22:58 <heat> geist, is the solution "don't mprotect in kernel space"?

22:58 <geist> basically

22:58 <heat> lol

22:58 <geist> or at least dont split large pages there

22:58 <geist> it's actually kinda a zircon problem that we haven't really solved yet

22:59 <geist> ie, the physmap is set up with large pages, but there may be situations where we want to 'punch out' a spot in it, which involves breaking a large page

22:59 <heat> don't you need it on perm changes too?

22:59 <geist> and then you have break-before-make

22:59 <geist> yes

22:59 <moon-child> clever: interesting

22:59 <heat> I remember you talked about it briefly in the fuchsia discord about ASAN

23:00 <heat> (or KASAN I mean)

23:00 <geist> yah we up until now have only had to do this at boot, where there's a single cpu running

23:00 <moon-child> clever: seems like it would be kinda finicky to get right. EG you map y in between x and z; now you need to merge on both sides. But probs still doable

23:00 <geist> ie, for marking kernel pages as XN after doing soem boottime patchups

23:00 <heat> would it just be a "write protected vs writable" thing on KASAN?

23:00 <geist> if it's a single cpu you're 'safe' because you can just make sure you dont fault on what you're fixing up

23:00 <heat> and the big q is how tf do you solve this

23:00 <geist> but it's when another cpu comes along and faults on what you're BBMing

23:01 <geist> short of halting all the other cpus, i dunno

23:01 <heat> sucks

23:02 terminalpusher has quit [Remote host closed the connection]

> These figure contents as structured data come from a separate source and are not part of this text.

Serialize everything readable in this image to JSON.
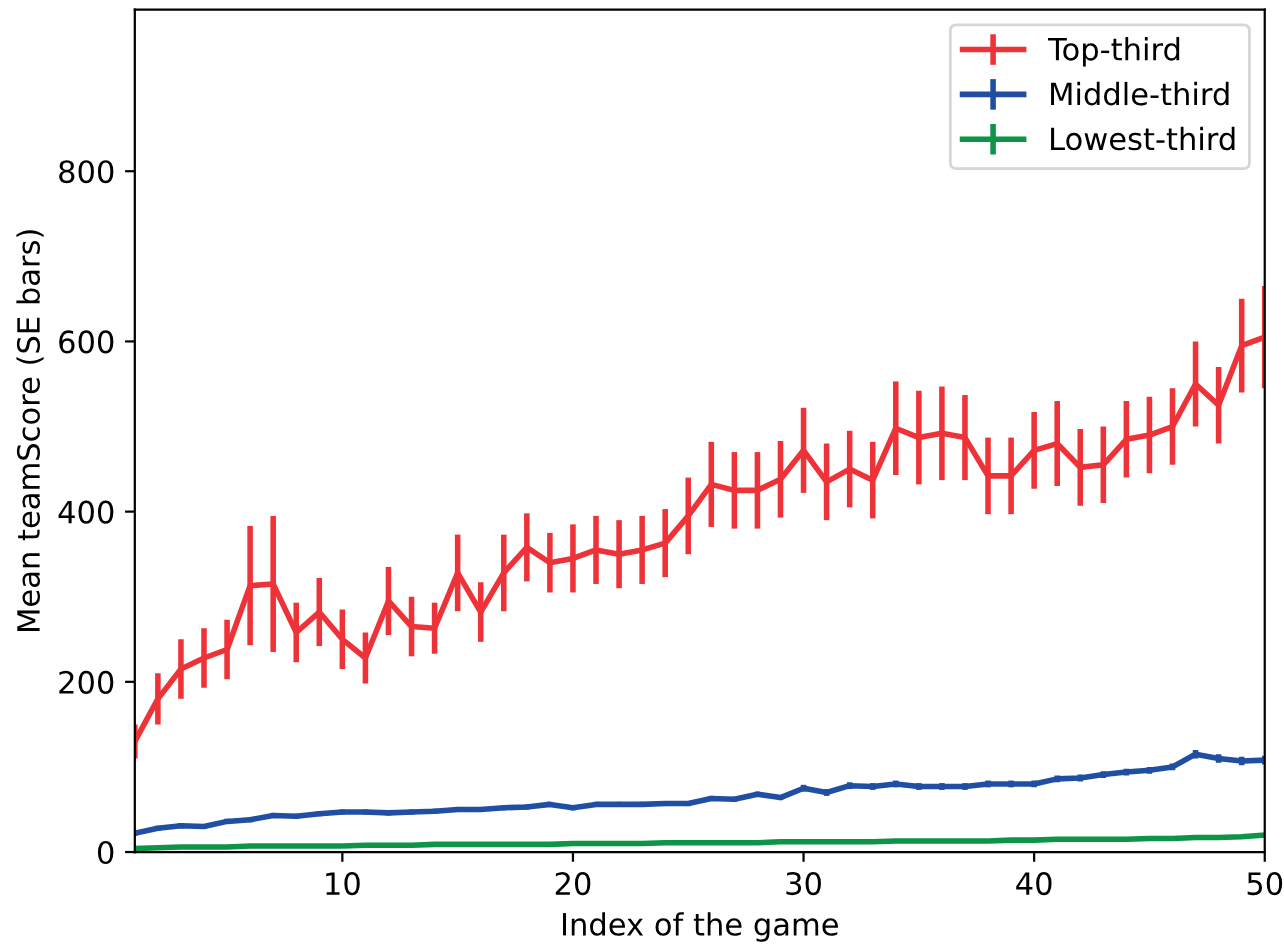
{
  "chart_data": {
    "type": "line",
    "xlabel": "Index of the game",
    "ylabel": "Mean teamScore (SE bars)",
    "x": [
      1,
      2,
      3,
      4,
      5,
      6,
      7,
      8,
      9,
      10,
      11,
      12,
      13,
      14,
      15,
      16,
      17,
      18,
      19,
      20,
      21,
      22,
      23,
      24,
      25,
      26,
      27,
      28,
      29,
      30,
      31,
      32,
      33,
      34,
      35,
      36,
      37,
      38,
      39,
      40,
      41,
      42,
      43,
      44,
      45,
      46,
      47,
      48,
      49,
      50
    ],
    "series": [
      {
        "name": "Top-third",
        "color": "#ee3338",
        "values": [
          130,
          180,
          215,
          228,
          238,
          313,
          315,
          258,
          282,
          250,
          228,
          295,
          265,
          263,
          328,
          282,
          328,
          358,
          340,
          345,
          355,
          350,
          355,
          363,
          395,
          432,
          425,
          425,
          438,
          472,
          435,
          450,
          437,
          498,
          487,
          492,
          487,
          442,
          442,
          472,
          480,
          452,
          455,
          485,
          490,
          500,
          550,
          525,
          595,
          605
        ],
        "errors": [
          20,
          30,
          35,
          35,
          35,
          70,
          80,
          35,
          40,
          35,
          30,
          40,
          35,
          30,
          45,
          35,
          45,
          40,
          35,
          40,
          40,
          40,
          40,
          40,
          45,
          50,
          45,
          45,
          45,
          50,
          45,
          45,
          45,
          55,
          55,
          55,
          50,
          45,
          45,
          45,
          50,
          45,
          45,
          45,
          45,
          45,
          50,
          45,
          55,
          60
        ]
      },
      {
        "name": "Middle-third",
        "color": "#1f4ea3",
        "values": [
          22,
          28,
          31,
          30,
          36,
          38,
          43,
          42,
          45,
          47,
          47,
          46,
          47,
          48,
          50,
          50,
          52,
          53,
          56,
          52,
          56,
          56,
          56,
          57,
          57,
          63,
          62,
          68,
          64,
          75,
          70,
          78,
          77,
          80,
          77,
          77,
          77,
          80,
          80,
          80,
          86,
          87,
          91,
          94,
          96,
          100,
          115,
          110,
          107,
          108
        ],
        "errors": [
          3,
          3,
          3,
          3,
          3,
          3,
          3,
          3,
          3,
          3,
          3,
          3,
          3,
          3,
          3,
          3,
          3,
          3,
          3,
          3,
          3,
          3,
          3,
          3,
          3,
          3,
          3,
          3,
          3,
          4,
          4,
          4,
          4,
          4,
          4,
          4,
          4,
          4,
          4,
          4,
          4,
          4,
          4,
          4,
          4,
          4,
          5,
          5,
          5,
          5
        ]
      },
      {
        "name": "Lowest-third",
        "color": "#0d9446",
        "values": [
          4,
          5,
          6,
          6,
          6,
          7,
          7,
          7,
          7,
          7,
          8,
          8,
          8,
          9,
          9,
          9,
          9,
          9,
          9,
          10,
          10,
          10,
          10,
          11,
          11,
          11,
          11,
          11,
          12,
          12,
          12,
          12,
          12,
          13,
          13,
          13,
          13,
          13,
          14,
          14,
          15,
          15,
          15,
          15,
          16,
          16,
          17,
          17,
          18,
          20
        ],
        "errors": [
          1,
          1,
          1,
          1,
          1,
          1,
          1,
          1,
          1,
          1,
          1,
          1,
          1,
          1,
          1,
          1,
          1,
          1,
          1,
          1,
          1,
          1,
          1,
          1,
          1,
          1,
          1,
          1,
          1,
          1,
          1,
          1,
          1,
          1,
          1,
          1,
          1,
          1,
          1,
          1,
          1,
          1,
          1,
          1,
          1,
          1,
          1,
          1,
          1,
          1
        ]
      }
    ],
    "xlim": [
      1,
      50
    ],
    "ylim": [
      0,
      990
    ],
    "xticks": [
      10,
      20,
      30,
      40,
      50
    ],
    "yticks": [
      0,
      200,
      400,
      600,
      800
    ],
    "grid": false,
    "legend": "top right",
    "marker": "none",
    "line_style": "solid"
  }
}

23:02 <heat> the gang checks linux source

23:02 <geist> i'm sure there are more and more elaborate strategies you can use to fix up the problem after it happens

23:02 <geist> but in general the best solution is to avoid having the problem in the first place

23:09 <clever> geist: oh, but i can see one solution to this, a new flag in the paging tables, that allows TLB merging and tells the cpu you dont care about A/D being out of date

23:09 <clever> it could be used for kernel mappings, mlock() stuff, and stuff you dont plan to swap

23:10 * geist nods

23:10 <clever> then the entire kernel .text would always be 1 TLB slot

23:10 <clever> and would basically never miss

23:11 <clever> and it would be more flexible then just having 16mb pages

23:11 <clever> because it wont be limited to a power of 2

23:11 <heat> geist, seems that the idea around linux kasan is that they just keep the dynamic shadow bits (vmalloc) unmapped I think

23:11 <heat> so this is a non issue

23:11 <clever> but then the TLB check has to be range based

23:11 <heat> i guess you can intercept this on a page fault and kasan still works

23:11 <geist> (sorry, a bit busy today, trying to ignore irc. please dont tag me, makes my phone bloop in the other room)

23:11 <clever> kk

23:12 <heat> sorry

23:12 <geist> no worries, just trying to heads down on something

23:12 <clever> is risc-v based on a soft mmu?

23:12 danilogondolfo has quit [Remote host closed the connection]

23:12 <clever> that would let you implement such an idea without changing the cpu

23:12 <heat> like "if (is_kasan_shadow(fault_address) && is_vmalloc_addr(shadow2addr(fault_address))) bad_kasan();"

23:12 <heat> no

23:12 <clever> if the tlb is range based

23:13 <heat> erm s/bad_kasan/bad_vmalloc_access/

23:13 <heat> they actually do this for NULL accesses as well

23:22 <zid> heat stop pming me your null access

23:29 air has quit [Remote host closed the connection]

23:30 air has joined #osdev

23:30 slidercrank has quit [Ping timeout: 252 seconds]

23:46 demindiro has quit [Quit: Client closed]

23:59 <mrvn> woudn't the cpu simply only merge TLB entries when the A/D bits match and also split entries when A/D changes?